She is silent and still. An almond-sized heart flutters under layers of downy brown feathers, as delicate as lace, paper wings tucked into a rib cage made of air. Holding this tiny creature makes you realize just how powerful you are. One shift of pressure would end her life—the macabre vision flashes for a strange, primal moment—but you kiss her little head and tell her she is safe and hold her ever so gently in your hands, hoping she can feel your good intentions. It is rare to find a dove flying in your kitchen. A pigeon, maybe, but a kind, gentle dove seemed like an omen. She was frantic, careening into walls, until finally lodging herself behind a soup pot. Now she is in your hands. What now?
Humans in expensive laboratories send out radio signals looking for alien life forms. Yet little brown birds are passed by without notice every day. She could not be more different, more utterly miraculous, a feat of beauty and divine design. You love her. Those pinprick eyes see an entirely foreign world, and that mind, you are sure, is not capable of a malevolent thought.
You release her through the open window into the courtyard from where she came. She flies, but not high enough to clear the two-story brick wall. She is in your hands again, missing feathers. After much deliberation, you walk her ten blocks to a tree-lined playground, the least perilous place you can think of for a dazed dove to recover. It is dark. She flies into the fence, falls into the grass, and there she stays, regaining her strength. You wish her well with all your might.
There is another dove cooing in the courtyard. Two mourning doves. Of course. He must be looking for his mate. Thanks to your interference, they may never see each other again. You tell yourself you’re projecting heartache and making up stories. You put in earplugs and go to bed.
The next night, walking home, you hear rustling in an abandoned warehouse window next door. They are big windows, covered by metal grating, with a six-inch gap between the layers.
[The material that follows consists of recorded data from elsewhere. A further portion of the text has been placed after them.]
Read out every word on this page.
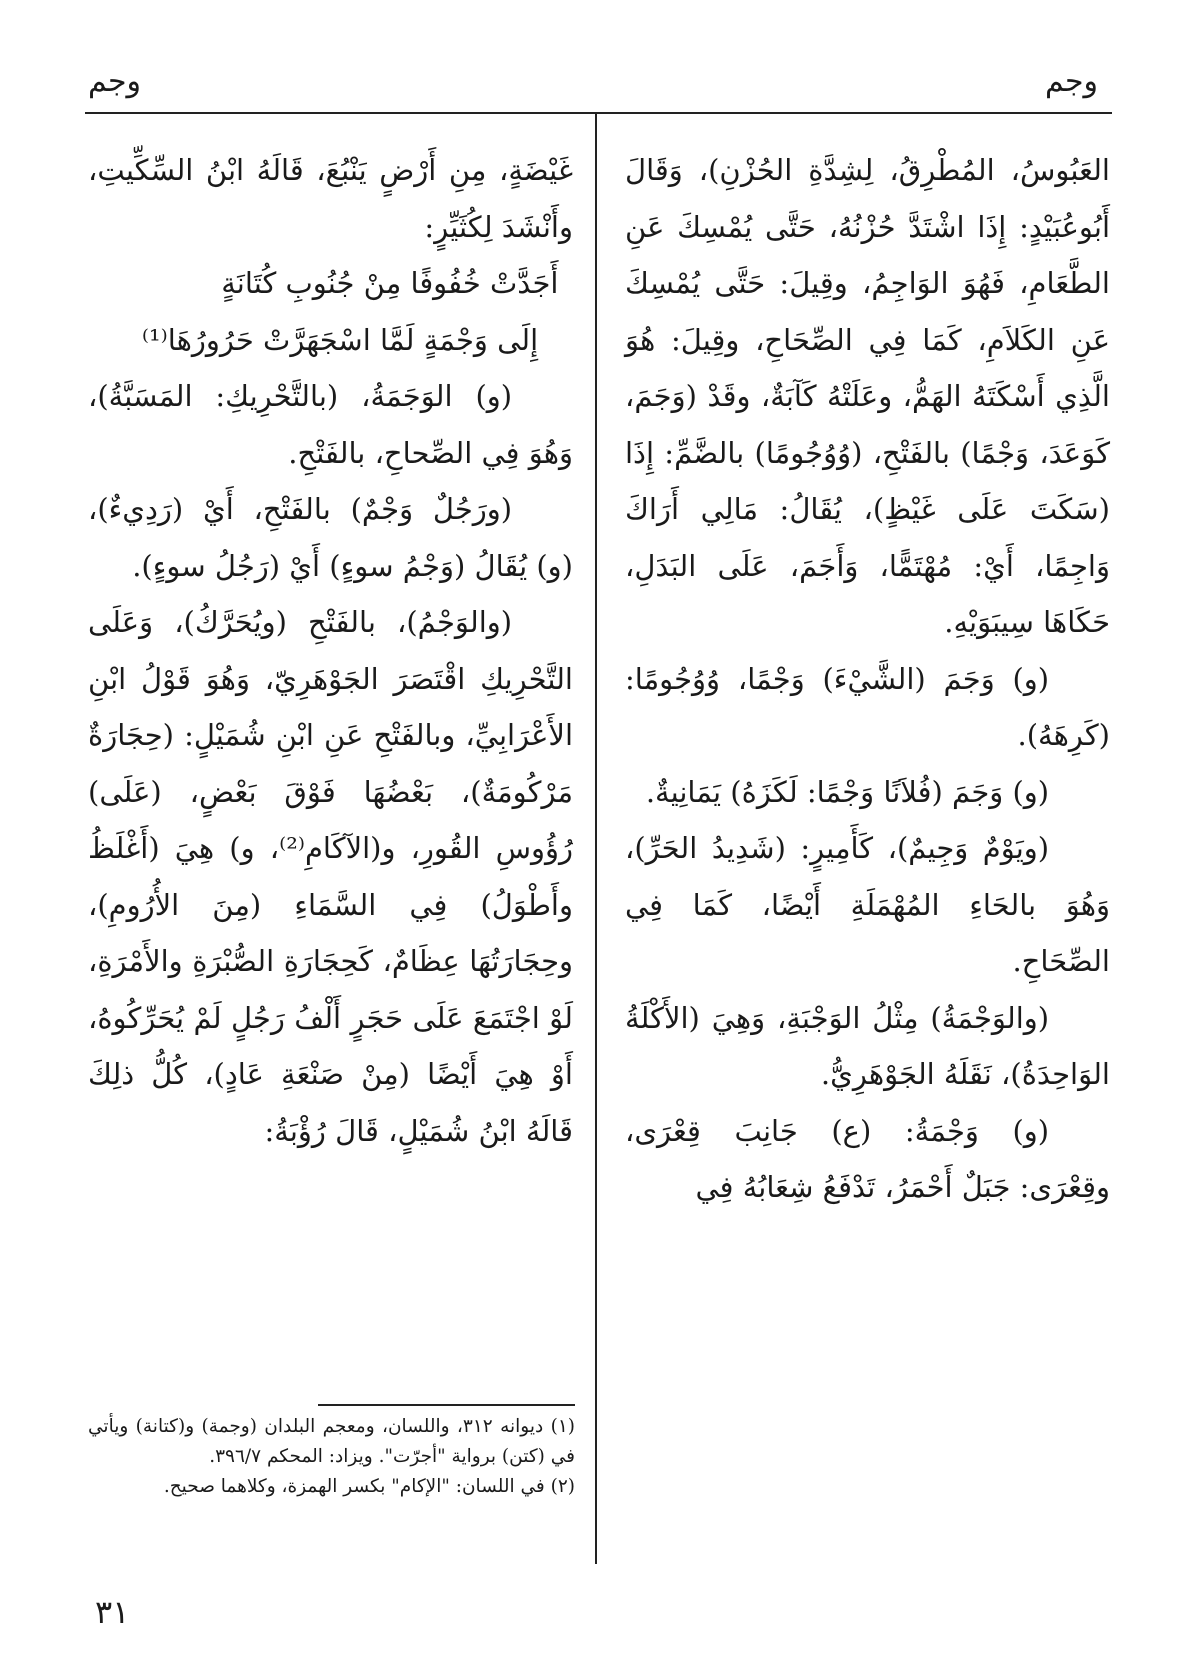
وجم
وجم

العَبُوسُ، المُطْرِقُ، لِشِدَّةِ الحُزْنِ)، وَقَالَ أَبُوعُبَيْدٍ: إِذَا اشْتَدَّ حُزْنُهُ، حَتَّى يُمْسِكَ عَنِ الطَّعَامِ، فَهُوَ الوَاجِمُ، وقِيلَ: حَتَّى يُمْسِكَ عَنِ الكَلاَمِ، كَمَا فِي الصِّحَاحِ، وقِيلَ: هُوَ الَّذِي أَسْكَتَهُ الهَمُّ، وعَلَتْهُ كَآبَةٌ، وقَدْ (وَجَمَ، كَوَعَدَ، وَجْمًا) بالفَتْحِ، (وُوُجُومًا) بالضَّمِّ: إِذَا (سَكَتَ عَلَى غَيْظٍ)، يُقَالُ: مَالِي أَرَاكَ وَاجِمًا، أَيْ: مُهْتَمًّا، وَأَجَمَ، عَلَى البَدَلِ، حَكَاهَا سِيبَوَيْهِ.

(و) وَجَمَ (الشَّيْءَ) وَجْمًا، وُوُجُومًا: (كَرِهَهُ).

(و) وَجَمَ (فُلاَنًا وَجْمًا: لَكَزَهُ) يَمَانِيةٌ.

(ويَوْمٌ وَجِيمٌ)، كَأَمِيرٍ: (شَدِيدُ الحَرِّ)، وَهُوَ بالحَاءِ المُهْمَلَةِ أَيْضًا، كَمَا فِي الصِّحَاحِ.

(والوَجْمَةُ) مِثْلُ الوَجْبَةِ، وَهِيَ (الأَكْلَةُ الوَاحِدَةُ)، نَقَلَهُ الجَوْهَرِيُّ.

(و) وَجْمَةُ: (ع) جَانِبَ قِعْرَى، وقِعْرَى: جَبَلٌ أَحْمَرُ، تَدْفَعُ شِعَابُهُ فِي

غَيْضَةٍ، مِنِ أَرْضٍ يَنْبُعَ، قَالَهُ ابْنُ السِّكِّيتِ، وأَنْشَدَ لِكُثَيِّرٍ:

أَجَدَّتْ خُفُوفًا مِنْ جُنُوبِ كُتَانَةٍ

إِلَى وَجْمَةٍ لَمَّا اسْجَهَرَّتْ حَرُورُهَا⁽¹⁾

(و) الوَجَمَةُ، (بالتَّحْرِيكِ: المَسَبَّةُ)، وَهُوَ فِي الصِّحاحِ، بالفَتْحِ.

(ورَجُلٌ وَجْمٌ) بالفَتْحِ، أَيْ (رَدِيءٌ)، (و) يُقَالُ (وَجْمُ سوءٍ) أَيْ (رَجُلُ سوءٍ).

(والوَجْمُ)، بالفَتْحِ (ويُحَرَّكُ)، وَعَلَى التَّحْرِيكِ اقْتَصَرَ الجَوْهَرِيّ، وَهُوَ قَوْلُ ابْنِ الأَعْرَابِيِّ، وبالفَتْحِ عَنِ ابْنِ شُمَيْلٍ: (حِجَارَةٌ مَرْكُومَةٌ)، بَعْضُهَا فَوْقَ بَعْضٍ، (عَلَى) رُؤُوسِ القُورِ، و(الآكَامِ⁽²⁾، و) هِيَ (أَغْلَظُ وأَطْوَلُ) فِي السَّمَاءِ (مِنَ الأُرُومِ)، وحِجَارَتُهَا عِظَامٌ، كَحِجَارَةِ الصُّبْرَةِ والأَمْرَةِ، لَوْ اجْتَمَعَ عَلَى حَجَرٍ أَلْفُ رَجُلٍ لَمْ يُحَرِّكُوهُ، أَوْ هِيَ أَيْضًا (مِنْ صَنْعَةِ عَادٍ)، كُلُّ ذلِكَ قَالَهُ ابْنُ شُمَيْلٍ، قَالَ رُؤْبَةُ:

(١) ديوانه ٣١٢، واللسان، ومعجم البلدان (وجمة) و(كتانة) ويأتي في (كتن) برواية "أجرّت". ويزاد: المحكم ٣٩٦/٧.

(٢) في اللسان: "الإكام" بكسر الهمزة، وكلاهما صحيح.

٣١
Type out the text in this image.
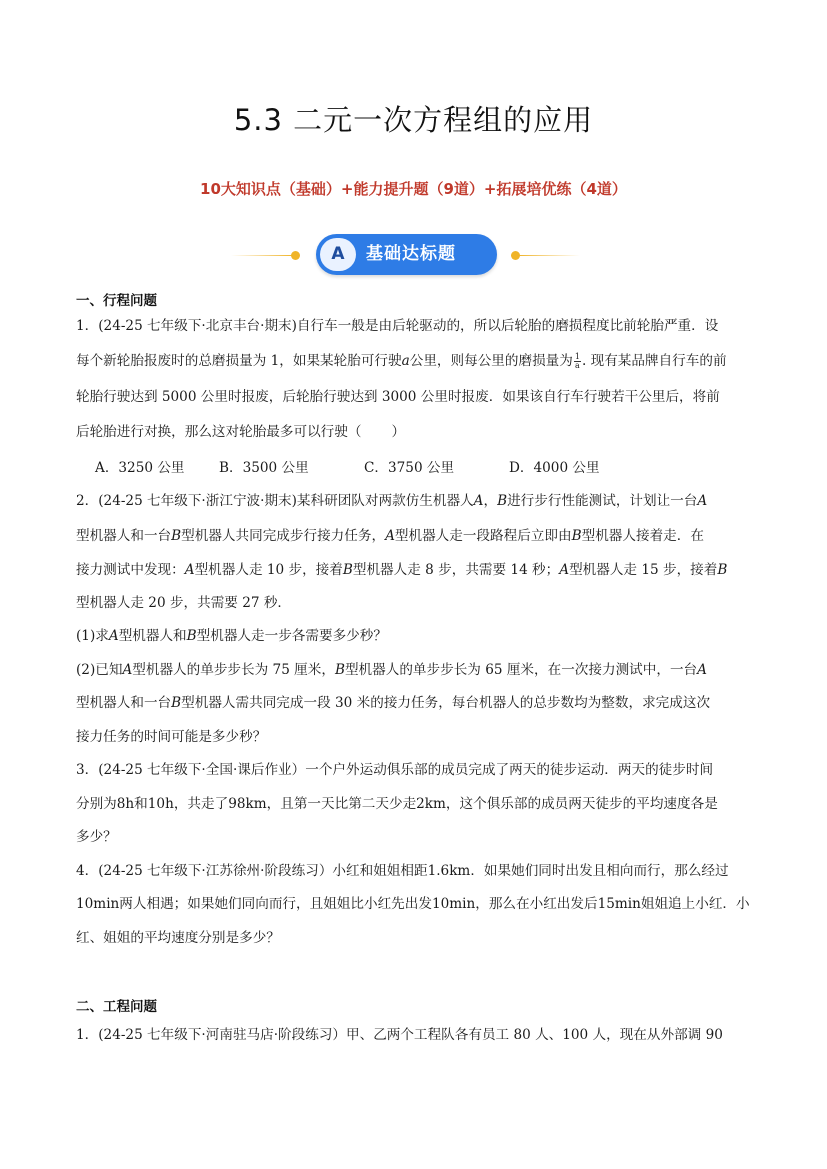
5.3 二元一次方程组的应用

10大知识点（基础）+能力提升题（9道）+拓展培优练（4道）

A	基础达标题

一、行程问题

1．(24-25 七年级下·北京丰台·期末)自行车一般是由后轮驱动的，所以后轮胎的磨损程度比前轮胎严重．设

每个新轮胎报废时的总磨损量为 1，如果某轮胎可行驶a公里，则每公里的磨损量为 $\frac{1}{a}$ . 现有某品牌自行车的前

轮胎行驶达到 5000 公里时报废，后轮胎行驶达到 3000 公里时报废．如果该自行车行驶若干公里后，将前

后轮胎进行对换，那么这对轮胎最多可以行驶（ ）

A．3250 公里	B．3500 公里	C．3750 公里	D．4000 公里

2．(24-25 七年级下·浙江宁波·期末)某科研团队对两款仿生机器人A，B进行步行性能测试，计划让一台A

型机器人和一台B型机器人共同完成步行接力任务，A型机器人走一段路程后立即由B型机器人接着走．在

接力测试中发现：A型机器人走 10 步，接着B型机器人走 8 步，共需要 14 秒；A型机器人走 15 步，接着B

型机器人走 20 步，共需要 27 秒．

(1)求A型机器人和B型机器人走一步各需要多少秒？

(2)已知A型机器人的单步步长为 75 厘米，B型机器人的单步步长为 65 厘米，在一次接力测试中，一台A

型机器人和一台B型机器人需共同完成一段 30 米的接力任务，每台机器人的总步数均为整数，求完成这次

接力任务的时间可能是多少秒？

3．(24-25 七年级下·全国·课后作业）一个户外运动俱乐部的成员完成了两天的徒步运动．两天的徒步时间

分别为8h和10h，共走了98km，且第一天比第二天少走2km，这个俱乐部的成员两天徒步的平均速度各是

多少？

4．(24-25 七年级下·江苏徐州·阶段练习）小红和姐姐相距1.6km．如果她们同时出发且相向而行，那么经过

10min两人相遇；如果她们同向而行，且姐姐比小红先出发10min，那么在小红出发后15min姐姐追上小红．小

红、姐姐的平均速度分别是多少？

二、工程问题

1．(24-25 七年级下·河南驻马店·阶段练习）甲、乙两个工程队各有员工 80 人、100 人，现在从外部调 90
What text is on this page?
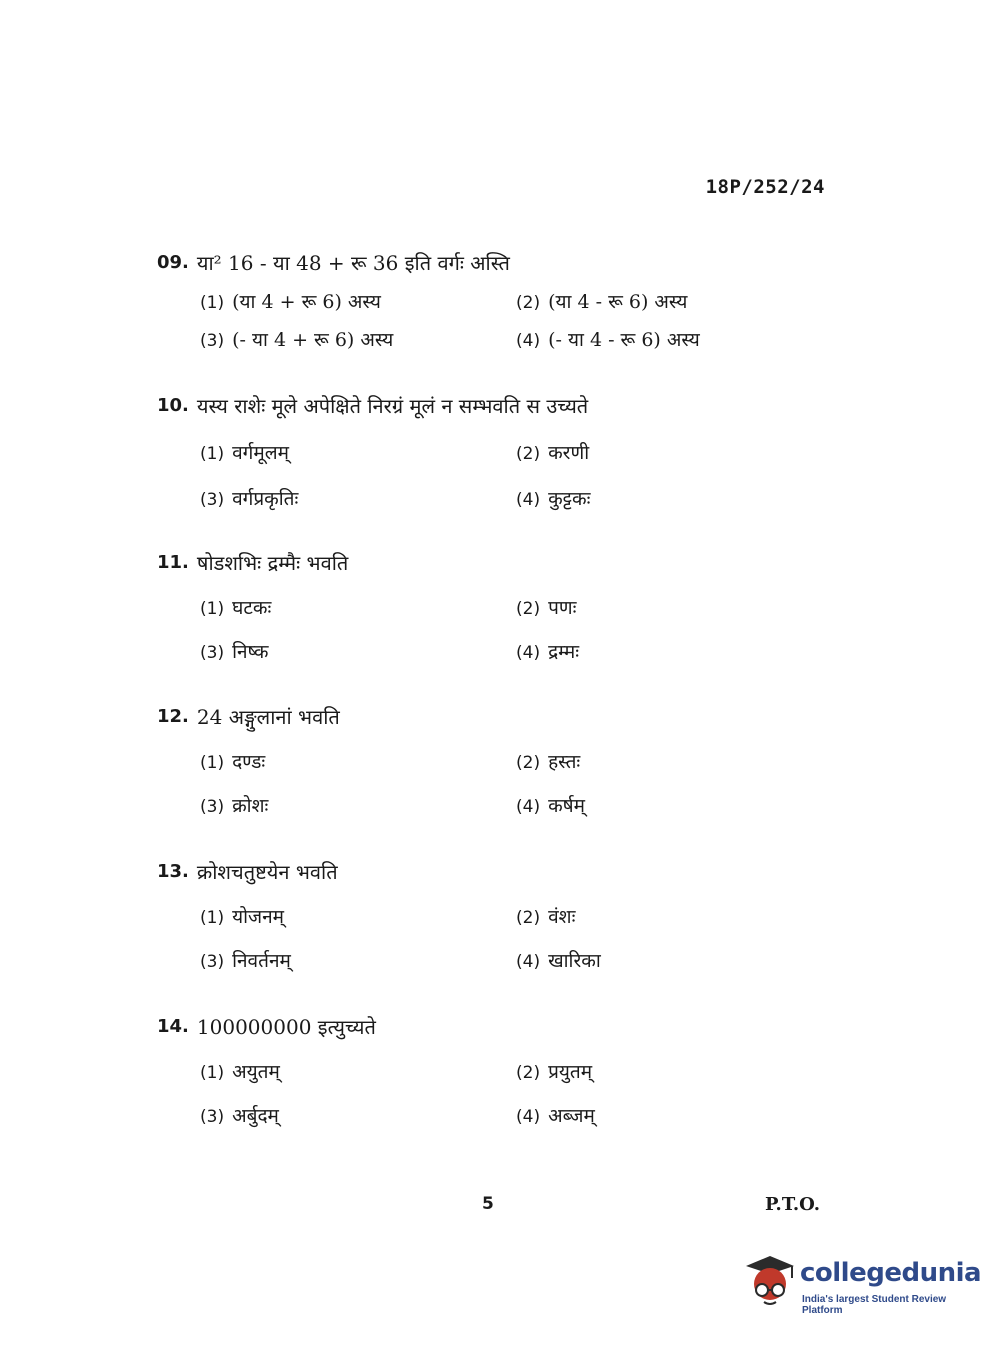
18P/252/24
09. या² 16 - या 48 + रू 36 इति वर्गः अस्ति
(1) (या 4 + रू 6) अस्य	(2) (या 4 - रू 6) अस्य
(3) (- या 4 + रू 6) अस्य	(4) (- या 4 - रू 6) अस्य
10. यस्य राशेः मूले अपेक्षिते निरग्रं मूलं न सम्भवति स उच्यते
(1) वर्गमूलम्	(2) करणी
(3) वर्गप्रकृतिः	(4) कुट्टकः
11. षोडशभिः द्रम्मैः भवति
(1) घटकः	(2) पणः
(3) निष्क	(4) द्रम्मः
12. 24 अङ्गुलानां भवति
(1) दण्डः	(2) हस्तः
(3) क्रोशः	(4) कर्षम्
13. क्रोशचतुष्टयेन भवति
(1) योजनम्	(2) वंशः
(3) निवर्तनम्	(4) खारिका
14. 100000000 इत्युच्यते
(1) अयुतम्	(2) प्रयुतम्
(3) अर्बुदम्	(4) अब्जम्
5	P.T.O.
collegedunia
India's largest Student Review Platform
Thirty feet up, a dove paces the gap, completely and utterly trapped. You watch him for a while, trying to envision a rescue. But there is none. No ladder will reach, and even if it did, it’s not clear how he even got there in the first place. A portion of the window seems to open to the inside. Did the dove from the courtyard looking for his lost love manage to fly into the warehouse? Disturbed, you go to bed.
The next morning, there are two doves trapped behind the metal grating, agitated and pacing.
It is clear, in daylight, that the animals likely got into the space through a small separation between the grating and the brick, just big enough to squeeze their bodies through. It is unbearable to watch them pace—you’re the only one doing so; the rest of Brooklyn passes without looking up—and you’re sending them telepathic messages. There is a way out! Remember how you got in! But they are too consumed by their confinement to see the opening. If the doves are an omen, they are mirroring your own self-made confinement, symbols of peace imprisoned by a tumultuous mind.
You can’t save the doves. Maybe they don’t need saving. Maybe it’s not for this “higher intelligence” to know. Maybe the actual higher intelligence is telling you to save yourself and the rest will be taken care of. It has been twenty-four hours, at least. In human existence, more than a year.
The dawn breaks on a day that has relinquished its fight for freedom. There is a single-sized dent in the bed, a spoon sitting in a bowl of coagulating milk. Memories roil in a deep boundless sea, but you take a breath and brush your teeth anyway.
It is June, and in this moment, it cannot be any other way.
The warehouse window sits empty. In newfound stillness, a single feather falls, catching sunlight as it reaches the ground.